Untitled
“Galoppa la notte sulla sua cavalla cupa/spargendo spighe azzurre sul prato”.
P. Neruda
Le due immagini fanno parte di un progetto più ampio che attraverso un percorso visionario, mostra una natura che apparentemente sembra fluttuare in un tempo perduto che invita ad entrare in una dimensione fiabesca e spensierata. La natura appare come un non-luogo, un panorama artefatto, finto e privo di connotazione geografica, è esteticamente attraente ma ad un approfondito sguardo rivela qualcosa di sinistro, di perturbante, ci parla di una realtà ben più complessa e triste. Attraverso una sollecitazione estetica l’intento è quello di indurre ad una riflessione profonda su come l’uomo sia in grado di influenzare e danneggiare le dinamiche della terra cambiandone inesorabilmente gli equilibri.
L’intero progetto è un inganno che oscilla tra emozione visiva da una parte e riflessione interiore dall’altra. Le immagini non riconosciute dall’osservatore sono lo specchio del costante contrasto uomo/natura, dell’esito delle ultime allarmanti ricerche sull’ambiente da parte della dannosa attività umana. Tutto è illogico e surreale, l’equilibrio originario è perduto, la mutazione esasperata corre insieme all’uomo che alla fine non si accorge più dei danni collaterali del suo comportamento. Abbiamo l’idea che tutto sia in relazione all’umano e che ogni dimensione sia indipendente e autonoma mentre invece è equivalente alle altre di cui si finisce per sopprimerne l’esistenza. L’antropocentrismo che ci contraddistingue è costruito intorno alla nostra presunta superiorità nei confronti di tutte le altre forme di vita, oltre che sulla ancor più drammatica superiorità di certi tipi di umani nei confronti di altri.
Siamo drammaticamente specisti, consideriamo la vita della specie umana come se fosse l’unica da tutelare, accettiamo tutto senza farci troppe domande del tipo: perché il nostro pianeta è sempre più inquinato? Da dove arriva il nostro cibo? Di cosa sono fatti i nostri vestiti? Accettiamo tutto perché scegliamo di non vedere il mondo sommerso che regge il mondo visibile e consideriamo il primo, l’unico possibile. Ciò che non è umano è semplicemente assente.
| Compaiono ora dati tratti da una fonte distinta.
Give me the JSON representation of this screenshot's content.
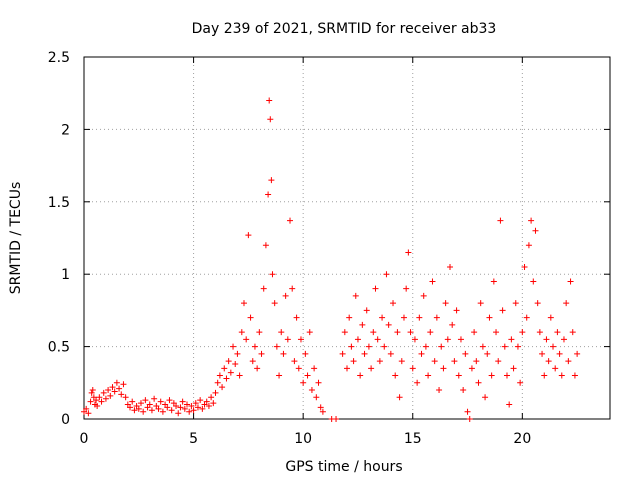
{
  "chart_data": {
    "type": "scatter",
    "title": "Day 239 of 2021, SRMTID for receiver ab33",
    "xlabel": "GPS time / hours",
    "ylabel": "SRMTID / TECUs",
    "xlim": [
      0,
      24
    ],
    "ylim": [
      0,
      2.5
    ],
    "x_ticks": [
      0,
      5,
      10,
      15,
      20
    ],
    "y_ticks": [
      0,
      0.5,
      1,
      1.5,
      2,
      2.5
    ],
    "x_tick_labels": [
      "0",
      "5",
      "10",
      "15",
      "20"
    ],
    "y_tick_labels": [
      "0",
      "0.5",
      "1",
      "1.5",
      "2",
      "2.5"
    ],
    "grid": true,
    "marker": "plus",
    "color": "#ff0000",
    "series": [
      {
        "name": "SRMTID",
        "points": [
          [
            0.0,
            0.05
          ],
          [
            0.1,
            0.07
          ],
          [
            0.2,
            0.04
          ],
          [
            0.3,
            0.12
          ],
          [
            0.35,
            0.18
          ],
          [
            0.4,
            0.2
          ],
          [
            0.45,
            0.15
          ],
          [
            0.5,
            0.1
          ],
          [
            0.55,
            0.13
          ],
          [
            0.6,
            0.09
          ],
          [
            0.7,
            0.15
          ],
          [
            0.8,
            0.12
          ],
          [
            0.9,
            0.18
          ],
          [
            1.0,
            0.14
          ],
          [
            1.1,
            0.2
          ],
          [
            1.2,
            0.16
          ],
          [
            1.3,
            0.22
          ],
          [
            1.4,
            0.19
          ],
          [
            1.5,
            0.25
          ],
          [
            1.6,
            0.21
          ],
          [
            1.7,
            0.17
          ],
          [
            1.8,
            0.24
          ],
          [
            1.9,
            0.15
          ],
          [
            2.0,
            0.1
          ],
          [
            2.1,
            0.08
          ],
          [
            2.2,
            0.12
          ],
          [
            2.3,
            0.06
          ],
          [
            2.4,
            0.09
          ],
          [
            2.5,
            0.07
          ],
          [
            2.6,
            0.11
          ],
          [
            2.7,
            0.05
          ],
          [
            2.8,
            0.13
          ],
          [
            2.9,
            0.08
          ],
          [
            3.0,
            0.1
          ],
          [
            3.1,
            0.06
          ],
          [
            3.2,
            0.14
          ],
          [
            3.3,
            0.09
          ],
          [
            3.4,
            0.07
          ],
          [
            3.5,
            0.12
          ],
          [
            3.6,
            0.05
          ],
          [
            3.7,
            0.1
          ],
          [
            3.8,
            0.08
          ],
          [
            3.9,
            0.13
          ],
          [
            4.0,
            0.06
          ],
          [
            4.1,
            0.11
          ],
          [
            4.2,
            0.09
          ],
          [
            4.3,
            0.04
          ],
          [
            4.4,
            0.08
          ],
          [
            4.5,
            0.12
          ],
          [
            4.6,
            0.07
          ],
          [
            4.7,
            0.1
          ],
          [
            4.8,
            0.05
          ],
          [
            4.9,
            0.09
          ],
          [
            5.0,
            0.06
          ],
          [
            5.1,
            0.11
          ],
          [
            5.2,
            0.08
          ],
          [
            5.3,
            0.13
          ],
          [
            5.4,
            0.07
          ],
          [
            5.5,
            0.1
          ],
          [
            5.6,
            0.12
          ],
          [
            5.7,
            0.09
          ],
          [
            5.8,
            0.15
          ],
          [
            5.9,
            0.11
          ],
          [
            6.0,
            0.18
          ],
          [
            6.1,
            0.25
          ],
          [
            6.2,
            0.3
          ],
          [
            6.3,
            0.22
          ],
          [
            6.4,
            0.35
          ],
          [
            6.5,
            0.28
          ],
          [
            6.6,
            0.4
          ],
          [
            6.7,
            0.32
          ],
          [
            6.8,
            0.5
          ],
          [
            6.9,
            0.38
          ],
          [
            7.0,
            0.45
          ],
          [
            7.1,
            0.3
          ],
          [
            7.2,
            0.6
          ],
          [
            7.3,
            0.8
          ],
          [
            7.4,
            0.55
          ],
          [
            7.5,
            1.27
          ],
          [
            7.6,
            0.7
          ],
          [
            7.7,
            0.4
          ],
          [
            7.8,
            0.5
          ],
          [
            7.9,
            0.35
          ],
          [
            8.0,
            0.6
          ],
          [
            8.1,
            0.45
          ],
          [
            8.2,
            0.9
          ],
          [
            8.3,
            1.2
          ],
          [
            8.4,
            1.55
          ],
          [
            8.45,
            2.2
          ],
          [
            8.5,
            2.07
          ],
          [
            8.55,
            1.65
          ],
          [
            8.6,
            1.0
          ],
          [
            8.7,
            0.8
          ],
          [
            8.8,
            0.5
          ],
          [
            8.9,
            0.3
          ],
          [
            9.0,
            0.6
          ],
          [
            9.1,
            0.45
          ],
          [
            9.2,
            0.85
          ],
          [
            9.3,
            0.55
          ],
          [
            9.4,
            1.37
          ],
          [
            9.5,
            0.9
          ],
          [
            9.6,
            0.4
          ],
          [
            9.7,
            0.7
          ],
          [
            9.8,
            0.35
          ],
          [
            9.9,
            0.55
          ],
          [
            10.0,
            0.25
          ],
          [
            10.1,
            0.45
          ],
          [
            10.2,
            0.3
          ],
          [
            10.3,
            0.6
          ],
          [
            10.4,
            0.2
          ],
          [
            10.5,
            0.35
          ],
          [
            10.6,
            0.15
          ],
          [
            10.7,
            0.25
          ],
          [
            10.8,
            0.08
          ],
          [
            10.9,
            0.05
          ],
          [
            11.3,
            0.0
          ],
          [
            11.5,
            0.0
          ],
          [
            11.8,
            0.45
          ],
          [
            11.9,
            0.6
          ],
          [
            12.0,
            0.35
          ],
          [
            12.1,
            0.7
          ],
          [
            12.2,
            0.5
          ],
          [
            12.3,
            0.4
          ],
          [
            12.4,
            0.85
          ],
          [
            12.5,
            0.55
          ],
          [
            12.6,
            0.3
          ],
          [
            12.7,
            0.65
          ],
          [
            12.8,
            0.45
          ],
          [
            12.9,
            0.75
          ],
          [
            13.0,
            0.5
          ],
          [
            13.1,
            0.35
          ],
          [
            13.2,
            0.6
          ],
          [
            13.3,
            0.9
          ],
          [
            13.4,
            0.55
          ],
          [
            13.5,
            0.4
          ],
          [
            13.6,
            0.7
          ],
          [
            13.7,
            0.5
          ],
          [
            13.8,
            1.0
          ],
          [
            13.9,
            0.65
          ],
          [
            14.0,
            0.45
          ],
          [
            14.1,
            0.8
          ],
          [
            14.2,
            0.3
          ],
          [
            14.3,
            0.6
          ],
          [
            14.4,
            0.15
          ],
          [
            14.5,
            0.4
          ],
          [
            14.6,
            0.7
          ],
          [
            14.7,
            0.9
          ],
          [
            14.8,
            1.15
          ],
          [
            14.9,
            0.6
          ],
          [
            15.0,
            0.35
          ],
          [
            15.1,
            0.55
          ],
          [
            15.2,
            0.25
          ],
          [
            15.3,
            0.7
          ],
          [
            15.4,
            0.45
          ],
          [
            15.5,
            0.85
          ],
          [
            15.6,
            0.5
          ],
          [
            15.7,
            0.3
          ],
          [
            15.8,
            0.6
          ],
          [
            15.9,
            0.95
          ],
          [
            16.0,
            0.4
          ],
          [
            16.1,
            0.7
          ],
          [
            16.2,
            0.2
          ],
          [
            16.3,
            0.5
          ],
          [
            16.4,
            0.35
          ],
          [
            16.5,
            0.8
          ],
          [
            16.6,
            0.55
          ],
          [
            16.7,
            1.05
          ],
          [
            16.8,
            0.65
          ],
          [
            16.9,
            0.4
          ],
          [
            17.0,
            0.75
          ],
          [
            17.1,
            0.3
          ],
          [
            17.2,
            0.55
          ],
          [
            17.3,
            0.2
          ],
          [
            17.4,
            0.45
          ],
          [
            17.5,
            0.05
          ],
          [
            17.6,
            0.0
          ],
          [
            17.7,
            0.35
          ],
          [
            17.8,
            0.6
          ],
          [
            17.9,
            0.4
          ],
          [
            18.0,
            0.25
          ],
          [
            18.1,
            0.8
          ],
          [
            18.2,
            0.5
          ],
          [
            18.3,
            0.15
          ],
          [
            18.4,
            0.45
          ],
          [
            18.5,
            0.7
          ],
          [
            18.6,
            0.3
          ],
          [
            18.7,
            0.95
          ],
          [
            18.8,
            0.6
          ],
          [
            18.9,
            0.4
          ],
          [
            19.0,
            1.37
          ],
          [
            19.1,
            0.75
          ],
          [
            19.2,
            0.5
          ],
          [
            19.3,
            0.3
          ],
          [
            19.4,
            0.1
          ],
          [
            19.5,
            0.55
          ],
          [
            19.6,
            0.35
          ],
          [
            19.7,
            0.8
          ],
          [
            19.8,
            0.5
          ],
          [
            19.9,
            0.25
          ],
          [
            20.0,
            0.6
          ],
          [
            20.1,
            1.05
          ],
          [
            20.2,
            0.7
          ],
          [
            20.3,
            1.2
          ],
          [
            20.4,
            1.37
          ],
          [
            20.5,
            0.95
          ],
          [
            20.6,
            1.3
          ],
          [
            20.7,
            0.8
          ],
          [
            20.8,
            0.6
          ],
          [
            20.9,
            0.45
          ],
          [
            21.0,
            0.3
          ],
          [
            21.1,
            0.55
          ],
          [
            21.2,
            0.4
          ],
          [
            21.3,
            0.7
          ],
          [
            21.4,
            0.5
          ],
          [
            21.5,
            0.35
          ],
          [
            21.6,
            0.6
          ],
          [
            21.7,
            0.45
          ],
          [
            21.8,
            0.3
          ],
          [
            21.9,
            0.55
          ],
          [
            22.0,
            0.8
          ],
          [
            22.1,
            0.4
          ],
          [
            22.2,
            0.95
          ],
          [
            22.3,
            0.6
          ],
          [
            22.4,
            0.3
          ],
          [
            22.5,
            0.45
          ]
        ]
      }
    ]
  }
}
Oggi accettiamo che il problema sull’ambiente abbia un ruolo importante e che gli ecosistemi vengano tutelati a patto di rimanere ben saldi alle nostre abitudini e solo fino al punto che tutto ciò non intacchi i nostri antropocentrici privilegi.Ecco, tutto questo non basta più.
Possiamo tranquillamente parlare di crisi ecologica contemporanea, dal surriscaldamento globale, al sovraffollamento, allo scellerato consumismo, agli allevamenti intensivi ed estremamente inquinanti, alle emergenze sanitarie come quella che stiamo vivendo attualmente, all’estinzione di numerose specie animali, con inevitabile perdita di biodiversità indispensabile con ripercussioni in tutto l’eco-sistema.
Se l’uomo persevererà in questo senso, sarà necessario fare i conti con una nuova dimensione post-umana, che dovrà abituarsi a vivere in un pianeta massacrato dalla crisi ecologica ambientale prodotta dall’ Homo Sapiens. Le piante dal colore innaturale ed estremizzato sono il risultato di una trasformazione forzata, sono lo specchio della loro resistenza allo scempio umano, il loro adattamento all’ambiente, sono il triste cambio di habitat al quale le abbiamo costrette a vivere. Quindi, il problema sta nel chiedersi se vogliamo rimanere nell’accezione Homo Sapiens e preservare quello che resta del mondo? Oppure vogliamo entrare nell’era del post umanesimo, cercando di sopravvivere al disastro ambientale che la specie di provenienza ha causato e riprogettare il tutto sulle macerie rimaste? Nella seconda ipotesi, le forme di vita alterate potrebbero essere accettate in quanto eredità e le “spighe blu” di cui parla Neruda potrebbero essere il futuro nel quale cominciare ad agire in nome di una ricostruzione rivoluzionaria che innanzi tutto abbandoni l’antropocentrismo che ha contraddistinto l’essere umano fino ad oggi, in favore di un nuovo mondo in divenire, dove non esista più spazio per le guerre e lo sfruttamento dell’ambiente, ma solo comportamenti atti a pensare l’intero universo, come un unico insieme di tutte le cose e il mondo come una piccola parte di esso.